Here’s how you might do this using FlaxT5ForConditionalGeneration:
# Import necessary libraries
from transformers import AutoTokenizer, FlaxT5ForConditionalGeneration
import jax.numpy as jnp
# Load tokenizer and model
tokenizer = AutoTokenizer.from_pretrained("t5-small")
model = FlaxT5ForConditionalGeneration.from_pretrained("t5-small")
# Define input text
text = "summarize: My friends are cool but they eat too many carbs."
# Tokenize input text and convert to numpy array
inputs = tokenizer(text, return_tensors="np")
# Encode input text using the model
encoder_outputs = model.encode(**inputs)
# Get the first token of the decoder input
decoder_start_token_id = model.config.decoder_input_ids[0]
# Set up the initial state for our decoding loop
state = model.init_decoder_state(encoder_outputs, batch_size=1)
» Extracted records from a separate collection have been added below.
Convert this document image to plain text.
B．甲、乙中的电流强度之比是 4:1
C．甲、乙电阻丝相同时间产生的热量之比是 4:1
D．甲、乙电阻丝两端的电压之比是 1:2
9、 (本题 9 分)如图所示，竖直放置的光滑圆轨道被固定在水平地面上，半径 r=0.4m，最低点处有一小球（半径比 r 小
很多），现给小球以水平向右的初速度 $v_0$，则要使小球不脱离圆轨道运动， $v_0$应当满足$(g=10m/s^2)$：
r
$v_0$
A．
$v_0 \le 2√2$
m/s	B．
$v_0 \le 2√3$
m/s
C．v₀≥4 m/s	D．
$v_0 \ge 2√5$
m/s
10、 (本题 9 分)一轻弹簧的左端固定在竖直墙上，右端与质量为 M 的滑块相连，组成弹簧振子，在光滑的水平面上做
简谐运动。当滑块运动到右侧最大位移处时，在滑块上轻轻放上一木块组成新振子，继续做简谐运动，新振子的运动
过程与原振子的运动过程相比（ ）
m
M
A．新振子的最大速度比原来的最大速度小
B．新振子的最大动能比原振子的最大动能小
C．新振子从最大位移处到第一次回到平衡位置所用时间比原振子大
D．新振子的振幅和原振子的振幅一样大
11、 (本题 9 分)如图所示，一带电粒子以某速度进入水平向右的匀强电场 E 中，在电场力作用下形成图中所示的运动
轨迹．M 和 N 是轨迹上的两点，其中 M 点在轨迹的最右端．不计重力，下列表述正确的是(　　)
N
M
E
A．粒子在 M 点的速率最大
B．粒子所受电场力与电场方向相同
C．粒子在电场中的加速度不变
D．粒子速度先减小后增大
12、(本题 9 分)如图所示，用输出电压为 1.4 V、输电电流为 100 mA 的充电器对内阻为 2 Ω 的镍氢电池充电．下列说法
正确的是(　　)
# Loop through each word in our output sequence and generate the next one based on what came before
for i in range(len(text)-1): # Loop through each word in the input text
for j, decoder_input_ids in enumerate(inputs["decoder_input_ids"][:-1]): # Loop through each input sequence and generate output based on it
if i == 0: # If this is the first iteration of our outer loop (i.e., we're generating the very first word), set up our initial state with the last hidden state from the encoder outputs
decoder_input = jnp.array([decoder_start_token_id]) # Set up our input for this iteration (which is just the start token)
output, past_key_values = model(state=state, inputs_embeds=jnp.zeros((1, 512)), decoder_input_ids=decoder_input)
state = output[0] # Save our new state for next iteration (since we're not using the past key values in this example)
else: # Otherwise, use Key-Value Cache to look up the last hidden state and generate output based on it
decoder_input = jnp.array([decoder_start_token_id]) # Set up our input for this iteration (which is just the start token)
output, past_key_values = model(state=state, inputs_embeds=jnp.zeros((1, 512)), decoder_input_ids=decoder_input, use_cache=True)
state = output[0] # Save our new state for next iteration (since we're not using the past key values in this example)
Key-Value Cache is a powerful tool that can help speed up decoding and generation in Transformers models. By precomputing certain intermediate calculations, we can save time and resources while still producing high-quality output.